November 15, 2016
Written by Jason Beaubien
This post originally appeared on NPR.
The Ebola virus doesn’t always make people incredibly sick and some people who are infected don’t even know they have it, according to research published Tuesday in PLOS Neglected Tropical Diseases.
“We are finding more and more that there [are patients with] minimally symptomatic Ebola infections,” says Dr. Gene Richardson, lead author of the study. “And why wouldn’t there be? Just about every other virus that causes infections in humans has a spectrum. Here there is a spectrum of illness from minimally symptomatic to death.”
In 2014 Ebola hit the village of Sukudu in eastern Sierra Leone.
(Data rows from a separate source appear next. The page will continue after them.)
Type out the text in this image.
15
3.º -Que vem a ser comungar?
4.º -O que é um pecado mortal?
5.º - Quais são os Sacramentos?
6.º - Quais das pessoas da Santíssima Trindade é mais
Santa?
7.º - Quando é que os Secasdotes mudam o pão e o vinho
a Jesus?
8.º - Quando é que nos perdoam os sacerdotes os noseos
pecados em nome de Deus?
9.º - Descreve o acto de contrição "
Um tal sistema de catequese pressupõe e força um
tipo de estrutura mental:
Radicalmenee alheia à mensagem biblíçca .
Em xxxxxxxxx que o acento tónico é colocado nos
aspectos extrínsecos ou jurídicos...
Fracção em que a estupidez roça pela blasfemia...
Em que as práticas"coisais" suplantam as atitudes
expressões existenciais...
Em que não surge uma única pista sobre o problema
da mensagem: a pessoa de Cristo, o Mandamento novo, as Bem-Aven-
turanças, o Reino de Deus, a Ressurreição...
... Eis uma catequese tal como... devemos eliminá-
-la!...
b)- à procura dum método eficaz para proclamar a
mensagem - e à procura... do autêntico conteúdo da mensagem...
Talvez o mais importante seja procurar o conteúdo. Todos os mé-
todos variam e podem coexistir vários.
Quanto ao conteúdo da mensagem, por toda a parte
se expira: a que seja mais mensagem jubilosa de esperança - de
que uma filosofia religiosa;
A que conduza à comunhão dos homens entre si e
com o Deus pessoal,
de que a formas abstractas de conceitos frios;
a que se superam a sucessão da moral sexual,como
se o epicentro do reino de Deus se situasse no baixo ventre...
Officially 34 cases were diagnosed among roughly 800 residents from November of that year until February 2015. Twenty-eight people died and six patients survived. Richardson and his colleagues wondered if more people in the village could have been infected, but hadn’t checked in at the local treatment center.
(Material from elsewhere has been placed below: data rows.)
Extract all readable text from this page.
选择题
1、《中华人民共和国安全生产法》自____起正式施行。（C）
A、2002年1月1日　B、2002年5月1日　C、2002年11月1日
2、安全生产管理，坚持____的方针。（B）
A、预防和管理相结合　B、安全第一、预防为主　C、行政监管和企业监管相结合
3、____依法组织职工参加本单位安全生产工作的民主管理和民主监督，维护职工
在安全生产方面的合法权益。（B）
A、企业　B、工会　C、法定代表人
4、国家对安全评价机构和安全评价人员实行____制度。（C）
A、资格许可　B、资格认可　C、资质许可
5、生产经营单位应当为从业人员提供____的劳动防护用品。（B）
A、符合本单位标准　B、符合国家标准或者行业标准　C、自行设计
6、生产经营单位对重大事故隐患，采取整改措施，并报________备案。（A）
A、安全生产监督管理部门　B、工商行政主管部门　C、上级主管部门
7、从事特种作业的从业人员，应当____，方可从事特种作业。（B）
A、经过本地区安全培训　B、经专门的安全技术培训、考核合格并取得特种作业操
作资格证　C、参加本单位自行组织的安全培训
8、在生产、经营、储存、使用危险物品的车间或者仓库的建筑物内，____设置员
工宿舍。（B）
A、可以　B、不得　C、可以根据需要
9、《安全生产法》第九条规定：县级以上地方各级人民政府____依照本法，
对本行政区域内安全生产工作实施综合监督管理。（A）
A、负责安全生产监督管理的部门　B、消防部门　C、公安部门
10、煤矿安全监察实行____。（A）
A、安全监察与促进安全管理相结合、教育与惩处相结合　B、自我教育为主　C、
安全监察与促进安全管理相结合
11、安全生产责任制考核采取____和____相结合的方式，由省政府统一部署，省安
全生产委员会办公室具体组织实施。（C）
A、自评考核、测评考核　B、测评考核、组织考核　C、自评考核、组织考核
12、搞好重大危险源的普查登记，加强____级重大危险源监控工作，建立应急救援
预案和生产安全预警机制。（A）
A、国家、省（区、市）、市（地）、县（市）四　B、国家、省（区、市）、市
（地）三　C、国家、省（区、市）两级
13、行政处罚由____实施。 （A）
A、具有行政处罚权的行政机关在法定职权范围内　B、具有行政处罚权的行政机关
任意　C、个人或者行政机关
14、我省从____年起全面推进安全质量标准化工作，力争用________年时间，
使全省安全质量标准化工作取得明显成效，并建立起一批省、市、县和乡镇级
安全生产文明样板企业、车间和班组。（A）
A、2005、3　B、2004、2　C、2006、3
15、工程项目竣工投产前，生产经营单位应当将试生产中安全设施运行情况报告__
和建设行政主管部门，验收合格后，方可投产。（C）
Richardson, who teaches medicine at Brigham and Women’s hospital in Boston and is pursuing a Ph.D. in anthropology at Stanford, set out to identify villagers who may have been been unaware that they were infected by the virus.
“During that time [the outbreak] all the houses that had a case were quarantined. All of the houses that shared a public latrine with those houses were quarantined and all the neighbors were quarantined,” Richardson says. “We went back and drew blood from everybody that was quarantined.”